China's State Councillor Dai Bingguo (bottom row, 5th L), China's Vice Premier Wang Qishan (6th L), U.S. Secretary of State Hillary Clinton (5th R) and U.S. Treasury Secretary Timothy Geithner (4th R) stand with participants in the first joint meeting of the US-China Strategic and Economic Dialogue for a family photo in Washington July 27, 2009.    REUTERS/Jonathan Ernst    (UNITED STATES POLITICS BUSINESS)

China's State Councillor Dai Bingguo (bottom row, 5th L), China's Vice Premier Wang Qishan (6th L), U.S. Secretary of State Hillary Clinton (5th R) and U.S. Treasury Secretary Timothy Geithner (4th R) stand with participants in the first joint meeting of the US-China Strategic and Economic Dialogue for a family photo in Washington July 27, 2009. REUTERS/Jonathan Ernst (UNITED STATES POLITICS BUSINESS)

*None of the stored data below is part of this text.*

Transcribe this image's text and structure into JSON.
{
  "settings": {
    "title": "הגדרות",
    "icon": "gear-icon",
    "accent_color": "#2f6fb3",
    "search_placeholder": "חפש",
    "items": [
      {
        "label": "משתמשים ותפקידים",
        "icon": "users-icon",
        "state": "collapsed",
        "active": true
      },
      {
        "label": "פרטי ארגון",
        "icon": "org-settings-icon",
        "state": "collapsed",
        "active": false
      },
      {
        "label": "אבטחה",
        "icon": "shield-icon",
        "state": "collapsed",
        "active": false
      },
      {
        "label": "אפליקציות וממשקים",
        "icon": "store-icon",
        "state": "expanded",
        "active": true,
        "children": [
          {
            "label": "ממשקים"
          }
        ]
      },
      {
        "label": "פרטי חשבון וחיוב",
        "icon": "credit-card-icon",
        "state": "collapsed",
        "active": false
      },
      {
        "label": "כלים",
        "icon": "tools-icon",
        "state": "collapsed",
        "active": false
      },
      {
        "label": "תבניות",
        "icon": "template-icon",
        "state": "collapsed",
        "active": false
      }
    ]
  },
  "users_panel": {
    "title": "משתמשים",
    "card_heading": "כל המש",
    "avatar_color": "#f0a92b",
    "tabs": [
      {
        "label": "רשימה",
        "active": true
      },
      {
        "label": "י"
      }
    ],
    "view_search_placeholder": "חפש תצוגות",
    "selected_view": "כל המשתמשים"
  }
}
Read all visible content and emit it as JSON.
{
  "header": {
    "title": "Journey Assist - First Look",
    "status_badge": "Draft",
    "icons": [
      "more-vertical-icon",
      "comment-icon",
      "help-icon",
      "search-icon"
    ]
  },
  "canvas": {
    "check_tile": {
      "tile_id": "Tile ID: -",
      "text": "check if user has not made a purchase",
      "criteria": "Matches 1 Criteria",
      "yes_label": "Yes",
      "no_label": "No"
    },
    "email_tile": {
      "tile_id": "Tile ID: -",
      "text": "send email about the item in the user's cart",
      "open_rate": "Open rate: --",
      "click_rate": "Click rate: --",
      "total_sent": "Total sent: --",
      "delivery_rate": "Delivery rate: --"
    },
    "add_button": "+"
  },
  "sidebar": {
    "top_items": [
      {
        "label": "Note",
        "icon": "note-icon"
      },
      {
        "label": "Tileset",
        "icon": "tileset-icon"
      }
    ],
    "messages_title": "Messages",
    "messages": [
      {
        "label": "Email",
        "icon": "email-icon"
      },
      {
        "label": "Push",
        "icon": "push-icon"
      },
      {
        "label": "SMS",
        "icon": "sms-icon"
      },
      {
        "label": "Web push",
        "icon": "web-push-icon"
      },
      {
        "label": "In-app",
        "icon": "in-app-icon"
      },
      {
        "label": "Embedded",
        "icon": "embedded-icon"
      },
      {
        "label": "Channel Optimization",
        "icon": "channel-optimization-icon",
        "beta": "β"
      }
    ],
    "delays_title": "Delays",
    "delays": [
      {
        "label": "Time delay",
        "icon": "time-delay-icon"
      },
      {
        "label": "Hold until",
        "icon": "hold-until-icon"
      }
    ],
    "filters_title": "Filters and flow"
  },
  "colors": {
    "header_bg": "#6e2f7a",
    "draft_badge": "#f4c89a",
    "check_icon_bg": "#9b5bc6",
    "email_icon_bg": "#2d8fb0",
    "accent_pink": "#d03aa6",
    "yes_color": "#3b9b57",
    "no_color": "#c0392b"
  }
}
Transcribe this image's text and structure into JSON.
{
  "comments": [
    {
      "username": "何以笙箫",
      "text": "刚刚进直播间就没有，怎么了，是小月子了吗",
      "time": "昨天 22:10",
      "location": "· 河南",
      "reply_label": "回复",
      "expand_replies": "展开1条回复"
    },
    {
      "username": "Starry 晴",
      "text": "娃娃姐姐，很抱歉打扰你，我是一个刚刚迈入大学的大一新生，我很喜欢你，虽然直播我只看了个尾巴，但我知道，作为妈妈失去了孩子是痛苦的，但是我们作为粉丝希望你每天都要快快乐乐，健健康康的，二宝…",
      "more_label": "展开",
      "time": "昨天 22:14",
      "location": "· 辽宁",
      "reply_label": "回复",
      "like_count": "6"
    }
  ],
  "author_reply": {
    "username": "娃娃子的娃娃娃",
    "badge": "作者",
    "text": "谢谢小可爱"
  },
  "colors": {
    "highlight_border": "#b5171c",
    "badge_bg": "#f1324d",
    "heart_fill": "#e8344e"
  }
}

China and the United States convened today for their annual two-day conference to discuss relations between the two powerhouse nations. The stakes are raised this year, and everyone is playing for keeps.

The economy and recovery is one of the most important issues on the agenda. One of the major recent pushes has been for China to promote its domestic markets rather than relying on the international markets, specifically the United States. U.S. households are saving at a rate not seen in decades, meaning that they are not spending the money they once did. This shift in consumer spending does not loan itself to a strong a quick recovery for either nation.

In a joint op-ed article printed in The Washington Post, Secretary of State Clinton and Treasury Secretary Geithner stated, “Simply put, few global problems can be solved by the U.S. or China alone and few can be solved without the U.S. and China together.”

China has sent over 150 diplomats to the discussions, signifying that China understands the critical nature of their relationship with the U.S. China is currently the largest foreign holder of U.S. Treasury debt with $801.5 billion worth of bonds. They are also on the losing end of an enormous U.S. trade deficit that has improved slightly this year, but still stands at a staggering disadvantage.

In opening remarks Secretary Clinton stated, “This dialogue…marks the beginning of an unprecedented effort to lay the foundation for a positive, cooperative and comprehensive U.S.-Chinese relationship in the 21st century.”